There was a slight trace of irony in his voice when he referred to the fact that German Jews were the chief opponents to Zionism since its inception.
“Now,” he said, they seek a home for which they did absolutely nothing.”
HIS SENSE OF HUMOR
His sense of humor undimmed, Dr. Wise related several anecdotes concerning his dealings with men in the public eye. He noted that once Mayor Gaynor said he was a ninth carbon copy of Dr. Parker, who was one of his heroes.
“The only battles I regret having fought are those in which my opponents saw fit to use poison weapons against me. They usually criticized me for lying about them. Never in my career have I uttered deliberately a word against a man that was untrue.”

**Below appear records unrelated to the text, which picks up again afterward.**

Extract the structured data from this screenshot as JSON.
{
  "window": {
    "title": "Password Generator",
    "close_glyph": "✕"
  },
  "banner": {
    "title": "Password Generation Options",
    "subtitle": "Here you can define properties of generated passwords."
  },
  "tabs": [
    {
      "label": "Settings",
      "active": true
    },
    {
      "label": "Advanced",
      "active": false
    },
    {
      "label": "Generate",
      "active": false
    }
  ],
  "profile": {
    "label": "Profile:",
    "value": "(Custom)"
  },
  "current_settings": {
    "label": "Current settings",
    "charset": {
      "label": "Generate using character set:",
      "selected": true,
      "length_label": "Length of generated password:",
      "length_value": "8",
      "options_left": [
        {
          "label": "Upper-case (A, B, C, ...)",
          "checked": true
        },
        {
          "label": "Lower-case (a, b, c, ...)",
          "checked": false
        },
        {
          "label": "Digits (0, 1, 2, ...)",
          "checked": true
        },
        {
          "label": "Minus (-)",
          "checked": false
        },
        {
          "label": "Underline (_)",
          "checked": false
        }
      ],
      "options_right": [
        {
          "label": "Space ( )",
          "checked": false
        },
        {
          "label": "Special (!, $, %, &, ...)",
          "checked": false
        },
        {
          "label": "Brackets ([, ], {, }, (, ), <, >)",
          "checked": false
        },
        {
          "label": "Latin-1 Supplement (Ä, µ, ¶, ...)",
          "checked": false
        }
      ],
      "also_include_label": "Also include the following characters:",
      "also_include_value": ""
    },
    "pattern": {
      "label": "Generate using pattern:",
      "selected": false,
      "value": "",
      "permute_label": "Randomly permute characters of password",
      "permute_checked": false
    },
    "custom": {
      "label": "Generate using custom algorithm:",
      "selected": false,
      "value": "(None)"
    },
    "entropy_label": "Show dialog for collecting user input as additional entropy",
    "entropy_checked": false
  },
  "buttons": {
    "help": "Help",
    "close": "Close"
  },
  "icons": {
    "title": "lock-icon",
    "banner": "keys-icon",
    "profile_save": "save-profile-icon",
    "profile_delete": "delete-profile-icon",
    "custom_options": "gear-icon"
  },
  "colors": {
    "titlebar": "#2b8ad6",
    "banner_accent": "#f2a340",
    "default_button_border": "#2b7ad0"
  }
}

“I regret these battles not because their aspersions on my character hurt me in any way, but for what it did to them,” he continued.
“Despite my years of fighting, the real battles are just beginning. The Jewish people have many problems to solve before they can say they have won complete liberation.”
Rabbi Wise reminisced about his fight for female suffrage while he was head of a congregation in Oregon.
“Oregon, which is about as big as New York and Pennsylvania put together and has about as many people as the Bronx, voted against suffrage twice during the time I campaigned for it. I left the state following that–and then they accepted it,” he said. “I am proud that I fought for that cause.”
The rabbi pointed out that a religious man is at an advantage in campaigning for any sort of improvement because the “public realizes that he is not doing it for his own benefit.”
With a final summation of his forty years in the pulpit, Rabbi Wise said: “I am no happier about things now than I was when I started.”
Preceding his sermon, Rabbi Wise officiated at a celebration by the younger children in his honor at the Free Synagogue house, 40 West Sixty-eighth street.
He told the youngsters that Zionism means more to him than anything else in the world. He depicted the growth of the cause since its inception.